对数似然函数ln(β, y₁₁, y₁₂, …, y_1n1, …, y_mni)为目标函数，当β=β^(t)时，

$ {u^{\left( t \right)}} = \frac{{\partial \ln L\left( {\beta ,{y_{11}},{y_{12}}, \cdots ,{y_{1n}},{y_{21}},{y_{22}}, \cdots ,{y_{mni}}} \right)}}{{{\partial _\beta }}}, $

$ {v^{\left( t \right)}} = \frac{{{\partial ^2}\ln L\left( {\beta ,{y_{11}}, \cdots ,{y_{n1}},{y_{21}}, \cdots ,{y_{m{n_i}}}} \right)}}{{\partial \beta \times \partial {\beta ^T}}}, $

$ {U^{\left( t \right)}} = {\left( {u_0^{\left( t \right)},u_1^{\left( t \right)}, \cdots ,u_{p + q - 1}^{\left( t \right)}} \right)^T},{V^{\left( t \right)}} = {\left( {{v^{\left( t \right)}}} \right)_{\left( {p + q} \right) \times \left( {p + q} \right)}} $

则可以得到负二项模型参数β的最大似然估计的Newton-Raphson迭代公式是

$ {\beta ^{\left( {t + 1} \right)}} = {\beta ^{\left( t \right)}} - {\left( {{V^{\left( t \right)}}} \right)^{ - 1}}{U^{\left( t \right)}}. $

5 MLE的渐近性质

参数的极大似然估计(MLE)具有大样本性质，即有相合性和渐近正态性.根据文献[7]我们令

θ=(β，σ²)^T，设θ的极大似然估计${\hat \theta }$是由最大化目标函数

$ {G_N}\left( {y,\theta } \right) = \frac{1}{N}\sum\limits_{i = 1}^N {g\left( {{y_i},\theta } \right)} $

得到，则θ的估计方程是${{G'}_N}\left( {y, \theta } \right) = \frac{1}{N}\sum\limits_{i = 1}^N {g'} \left( {{y_i}, \theta } \right) = 0, g'\left( {y, \theta } \right) = \frac{{\partial g\left( {{y_i}, \theta } \right)}}{{\partial \theta }}$.

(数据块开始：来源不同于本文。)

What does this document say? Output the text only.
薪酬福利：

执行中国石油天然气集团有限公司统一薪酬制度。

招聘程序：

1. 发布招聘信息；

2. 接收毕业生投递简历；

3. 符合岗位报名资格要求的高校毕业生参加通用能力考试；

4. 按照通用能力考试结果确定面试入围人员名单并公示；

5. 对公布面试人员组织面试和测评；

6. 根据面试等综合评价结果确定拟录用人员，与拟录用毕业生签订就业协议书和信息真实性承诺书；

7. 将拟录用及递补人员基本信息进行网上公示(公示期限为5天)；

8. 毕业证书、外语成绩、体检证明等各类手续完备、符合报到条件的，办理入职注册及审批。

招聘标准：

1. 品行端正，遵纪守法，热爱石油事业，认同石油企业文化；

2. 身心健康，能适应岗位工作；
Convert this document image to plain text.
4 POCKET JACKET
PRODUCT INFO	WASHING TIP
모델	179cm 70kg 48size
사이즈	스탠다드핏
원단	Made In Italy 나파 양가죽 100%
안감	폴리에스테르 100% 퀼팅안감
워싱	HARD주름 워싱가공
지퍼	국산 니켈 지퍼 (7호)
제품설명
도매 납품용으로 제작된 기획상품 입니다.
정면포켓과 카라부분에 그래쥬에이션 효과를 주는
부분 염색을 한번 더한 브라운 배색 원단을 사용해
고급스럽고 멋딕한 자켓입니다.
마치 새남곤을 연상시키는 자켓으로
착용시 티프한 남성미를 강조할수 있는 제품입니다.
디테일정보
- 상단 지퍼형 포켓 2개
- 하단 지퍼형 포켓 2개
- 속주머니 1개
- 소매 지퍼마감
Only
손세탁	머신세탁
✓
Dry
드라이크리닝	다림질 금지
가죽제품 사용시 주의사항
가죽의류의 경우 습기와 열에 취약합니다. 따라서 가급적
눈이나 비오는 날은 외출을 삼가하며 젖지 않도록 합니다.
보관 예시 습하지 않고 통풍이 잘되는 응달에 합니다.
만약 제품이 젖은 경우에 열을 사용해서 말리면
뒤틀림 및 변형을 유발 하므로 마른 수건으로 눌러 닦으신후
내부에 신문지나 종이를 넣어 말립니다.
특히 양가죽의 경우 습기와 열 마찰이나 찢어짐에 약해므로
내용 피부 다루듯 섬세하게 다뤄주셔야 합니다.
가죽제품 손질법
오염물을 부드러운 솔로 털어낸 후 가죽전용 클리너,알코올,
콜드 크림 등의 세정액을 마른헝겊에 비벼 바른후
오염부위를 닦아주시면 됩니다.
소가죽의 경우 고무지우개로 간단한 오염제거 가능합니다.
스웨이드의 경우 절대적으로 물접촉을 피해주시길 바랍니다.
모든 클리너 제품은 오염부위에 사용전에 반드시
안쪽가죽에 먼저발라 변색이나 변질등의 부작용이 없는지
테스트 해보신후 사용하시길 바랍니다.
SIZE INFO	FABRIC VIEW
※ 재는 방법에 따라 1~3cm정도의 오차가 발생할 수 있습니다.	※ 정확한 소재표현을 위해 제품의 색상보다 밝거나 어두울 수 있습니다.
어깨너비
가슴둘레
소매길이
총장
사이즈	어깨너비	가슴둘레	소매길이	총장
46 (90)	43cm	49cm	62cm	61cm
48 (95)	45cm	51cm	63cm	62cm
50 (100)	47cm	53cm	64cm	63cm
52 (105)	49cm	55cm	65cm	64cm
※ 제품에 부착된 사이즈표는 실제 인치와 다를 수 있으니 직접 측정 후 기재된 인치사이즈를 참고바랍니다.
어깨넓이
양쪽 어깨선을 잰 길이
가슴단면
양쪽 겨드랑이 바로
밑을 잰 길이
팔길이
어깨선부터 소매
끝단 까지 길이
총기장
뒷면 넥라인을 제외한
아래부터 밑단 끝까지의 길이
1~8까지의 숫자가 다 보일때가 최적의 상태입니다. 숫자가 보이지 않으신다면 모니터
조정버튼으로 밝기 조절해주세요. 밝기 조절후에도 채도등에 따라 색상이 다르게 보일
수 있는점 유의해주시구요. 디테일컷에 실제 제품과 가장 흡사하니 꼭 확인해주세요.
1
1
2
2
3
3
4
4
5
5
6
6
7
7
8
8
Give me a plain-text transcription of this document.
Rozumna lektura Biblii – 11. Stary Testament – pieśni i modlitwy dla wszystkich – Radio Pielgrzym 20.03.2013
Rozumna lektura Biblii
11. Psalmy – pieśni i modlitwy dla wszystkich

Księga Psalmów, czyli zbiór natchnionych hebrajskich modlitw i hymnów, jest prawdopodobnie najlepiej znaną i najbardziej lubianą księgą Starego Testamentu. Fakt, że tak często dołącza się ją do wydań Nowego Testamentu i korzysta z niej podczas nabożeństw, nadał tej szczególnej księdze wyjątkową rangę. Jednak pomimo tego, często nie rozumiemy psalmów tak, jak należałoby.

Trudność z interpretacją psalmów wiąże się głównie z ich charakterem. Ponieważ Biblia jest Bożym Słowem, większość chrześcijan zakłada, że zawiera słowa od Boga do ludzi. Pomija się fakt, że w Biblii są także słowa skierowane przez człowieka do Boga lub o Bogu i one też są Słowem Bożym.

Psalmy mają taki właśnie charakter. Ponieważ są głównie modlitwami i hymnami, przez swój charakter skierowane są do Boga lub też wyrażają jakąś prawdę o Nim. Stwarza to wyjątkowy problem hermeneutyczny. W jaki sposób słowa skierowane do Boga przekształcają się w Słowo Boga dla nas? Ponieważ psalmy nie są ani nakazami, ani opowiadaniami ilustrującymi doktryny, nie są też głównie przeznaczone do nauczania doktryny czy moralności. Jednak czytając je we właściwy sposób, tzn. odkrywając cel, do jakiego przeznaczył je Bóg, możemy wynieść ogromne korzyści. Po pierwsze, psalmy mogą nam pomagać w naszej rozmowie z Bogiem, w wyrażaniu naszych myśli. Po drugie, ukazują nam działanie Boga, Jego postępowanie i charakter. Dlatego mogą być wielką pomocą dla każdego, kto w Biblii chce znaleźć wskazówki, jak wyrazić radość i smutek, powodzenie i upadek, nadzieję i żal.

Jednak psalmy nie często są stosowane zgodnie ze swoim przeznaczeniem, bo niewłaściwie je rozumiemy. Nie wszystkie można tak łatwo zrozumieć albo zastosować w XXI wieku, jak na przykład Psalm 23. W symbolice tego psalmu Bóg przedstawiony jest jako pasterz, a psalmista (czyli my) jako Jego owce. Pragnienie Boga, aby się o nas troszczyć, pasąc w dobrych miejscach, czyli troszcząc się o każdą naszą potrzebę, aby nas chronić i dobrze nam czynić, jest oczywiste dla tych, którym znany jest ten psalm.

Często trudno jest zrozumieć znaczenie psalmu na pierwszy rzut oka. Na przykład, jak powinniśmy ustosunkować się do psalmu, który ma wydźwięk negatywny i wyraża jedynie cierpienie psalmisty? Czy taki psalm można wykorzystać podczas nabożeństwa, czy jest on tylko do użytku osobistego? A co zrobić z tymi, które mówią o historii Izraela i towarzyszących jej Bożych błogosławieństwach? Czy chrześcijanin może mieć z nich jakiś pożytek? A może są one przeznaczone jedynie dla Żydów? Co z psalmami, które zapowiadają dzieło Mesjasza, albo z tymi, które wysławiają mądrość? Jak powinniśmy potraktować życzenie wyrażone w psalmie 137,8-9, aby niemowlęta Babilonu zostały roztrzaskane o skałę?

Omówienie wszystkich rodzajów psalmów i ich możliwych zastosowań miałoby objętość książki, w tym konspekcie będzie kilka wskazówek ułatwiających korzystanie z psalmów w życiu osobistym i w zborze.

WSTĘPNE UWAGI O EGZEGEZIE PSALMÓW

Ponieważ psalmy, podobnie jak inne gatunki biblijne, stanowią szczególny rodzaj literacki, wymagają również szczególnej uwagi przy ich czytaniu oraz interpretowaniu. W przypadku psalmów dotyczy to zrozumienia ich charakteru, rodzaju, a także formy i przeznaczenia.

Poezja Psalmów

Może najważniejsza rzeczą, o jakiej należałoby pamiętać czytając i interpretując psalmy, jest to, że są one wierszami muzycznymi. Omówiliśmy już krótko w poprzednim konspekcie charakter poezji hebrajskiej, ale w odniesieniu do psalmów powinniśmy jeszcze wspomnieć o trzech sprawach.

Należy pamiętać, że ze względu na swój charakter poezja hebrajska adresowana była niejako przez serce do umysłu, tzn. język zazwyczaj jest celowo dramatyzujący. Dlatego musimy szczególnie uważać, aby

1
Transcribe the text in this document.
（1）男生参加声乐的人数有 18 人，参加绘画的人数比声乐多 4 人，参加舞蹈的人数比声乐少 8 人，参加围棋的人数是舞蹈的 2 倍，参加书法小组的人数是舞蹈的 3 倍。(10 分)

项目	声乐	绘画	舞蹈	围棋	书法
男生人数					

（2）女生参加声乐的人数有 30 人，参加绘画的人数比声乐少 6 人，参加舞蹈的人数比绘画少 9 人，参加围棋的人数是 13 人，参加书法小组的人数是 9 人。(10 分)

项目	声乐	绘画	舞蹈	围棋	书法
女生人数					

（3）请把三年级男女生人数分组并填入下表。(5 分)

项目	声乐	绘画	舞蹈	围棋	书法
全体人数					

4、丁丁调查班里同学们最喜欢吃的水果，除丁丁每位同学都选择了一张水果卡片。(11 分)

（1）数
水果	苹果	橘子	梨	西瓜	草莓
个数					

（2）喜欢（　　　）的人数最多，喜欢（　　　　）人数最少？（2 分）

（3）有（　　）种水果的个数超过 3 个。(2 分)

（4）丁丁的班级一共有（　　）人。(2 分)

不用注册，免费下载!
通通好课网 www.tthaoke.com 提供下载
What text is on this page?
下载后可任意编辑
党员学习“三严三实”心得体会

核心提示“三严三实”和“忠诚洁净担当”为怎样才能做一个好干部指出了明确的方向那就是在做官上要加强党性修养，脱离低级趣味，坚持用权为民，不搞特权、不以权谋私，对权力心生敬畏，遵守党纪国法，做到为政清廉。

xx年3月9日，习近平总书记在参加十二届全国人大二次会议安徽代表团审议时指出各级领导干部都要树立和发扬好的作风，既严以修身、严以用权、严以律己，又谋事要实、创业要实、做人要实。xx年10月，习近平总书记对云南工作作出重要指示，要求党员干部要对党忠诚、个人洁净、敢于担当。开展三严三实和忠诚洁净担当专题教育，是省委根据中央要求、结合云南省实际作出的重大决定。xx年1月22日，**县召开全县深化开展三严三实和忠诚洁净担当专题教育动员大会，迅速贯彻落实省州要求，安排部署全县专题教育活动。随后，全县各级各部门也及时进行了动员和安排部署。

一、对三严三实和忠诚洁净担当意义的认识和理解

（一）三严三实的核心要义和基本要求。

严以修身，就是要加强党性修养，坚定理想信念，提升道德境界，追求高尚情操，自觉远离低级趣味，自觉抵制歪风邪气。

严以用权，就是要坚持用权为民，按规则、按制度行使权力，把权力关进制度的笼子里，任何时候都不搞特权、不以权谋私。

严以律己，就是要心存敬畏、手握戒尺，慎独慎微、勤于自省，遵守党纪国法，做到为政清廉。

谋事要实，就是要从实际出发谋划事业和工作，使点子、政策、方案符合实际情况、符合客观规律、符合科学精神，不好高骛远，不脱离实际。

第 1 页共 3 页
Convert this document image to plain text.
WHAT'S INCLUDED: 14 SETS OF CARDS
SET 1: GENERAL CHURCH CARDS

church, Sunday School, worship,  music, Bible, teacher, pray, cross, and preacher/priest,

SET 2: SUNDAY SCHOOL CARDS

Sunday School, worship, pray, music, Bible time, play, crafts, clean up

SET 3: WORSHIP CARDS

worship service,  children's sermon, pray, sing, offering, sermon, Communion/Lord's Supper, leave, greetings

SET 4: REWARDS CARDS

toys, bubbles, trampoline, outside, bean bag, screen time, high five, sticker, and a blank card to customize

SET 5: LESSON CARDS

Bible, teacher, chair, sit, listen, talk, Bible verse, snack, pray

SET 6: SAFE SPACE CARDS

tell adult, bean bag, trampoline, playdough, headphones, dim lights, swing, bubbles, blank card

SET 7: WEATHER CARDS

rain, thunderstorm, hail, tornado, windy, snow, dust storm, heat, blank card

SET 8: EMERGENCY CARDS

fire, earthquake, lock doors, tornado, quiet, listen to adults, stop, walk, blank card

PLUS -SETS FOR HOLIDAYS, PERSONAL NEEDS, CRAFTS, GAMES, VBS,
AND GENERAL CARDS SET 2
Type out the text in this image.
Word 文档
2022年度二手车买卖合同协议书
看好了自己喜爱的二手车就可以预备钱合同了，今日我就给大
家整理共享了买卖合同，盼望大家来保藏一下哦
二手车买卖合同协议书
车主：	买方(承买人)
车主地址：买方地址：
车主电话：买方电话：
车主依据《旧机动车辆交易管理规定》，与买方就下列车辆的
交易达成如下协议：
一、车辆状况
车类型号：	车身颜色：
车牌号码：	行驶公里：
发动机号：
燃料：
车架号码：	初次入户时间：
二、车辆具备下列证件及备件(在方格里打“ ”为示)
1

假设θ₀是${\overline G _N}\left( \theta \right)$ =E[G_N(y, θ)]的最大值，从而E[G_N(y, θ)]=0将${{G'}_N}\left( {y, {\theta _N}} \right)$在θ₀处展开得${{G'}_N}\left( {y, \theta } \right) \approx {{G'}_N}\left( {y, {\theta _0}} \right) + {{G''}_N}\left( {y, \tilde \theta } \right)\left( {{\theta _N} - {\theta _0}} \right)$.其中$\tilde \theta = \alpha '{\theta _N} + \left( {1 - \alpha '} \right){\theta _0}, 0 < \alpha ' < 1$.由于${{G'}_N}\left( {y, \theta } \right) = 0$，故

$ \sqrt N \left( {{{\hat \theta }_N} - {\theta _0}} \right) = {\left[ { - {{G''}_N}\left( {y,\tilde \theta } \right)} \right]^{ - 1}}\left( {\sqrt N {{G'}_N}\left( {y,{\theta _0}} \right)} \right). $

定理1  在一定的正则条件下，根据文献[8]有

1) $\hat \theta \to {\theta _0}\;\;{\rm{a}}{\rm{.s}}{\rm{.}}$

2) $\sqrt N \left( {\hat \theta - {\theta _0}} \right)\mathop L\limits_ \to N\left( {0, J_{_N}^{ - 1}\left( {{\theta _0}} \right)} \right)$.

其中${J_{_N}^{ - 1}\left( {{\theta _0}} \right)}$ =M_N^-1Q_NM_N^-1, M_N= $ - {{\bar G''}_N}\left( {{\theta _0}} \right),{{\bar G''}_N}\left( {{\theta _0}} \right) = E\left[ {{{G''}_N}\left( {y,\theta } \right)} \right],{Q_N} = {\mathop{\rm var}} \left[ {\sqrt N {{G'}_N}\left( {y,{\theta _0}} \right)} \right]$.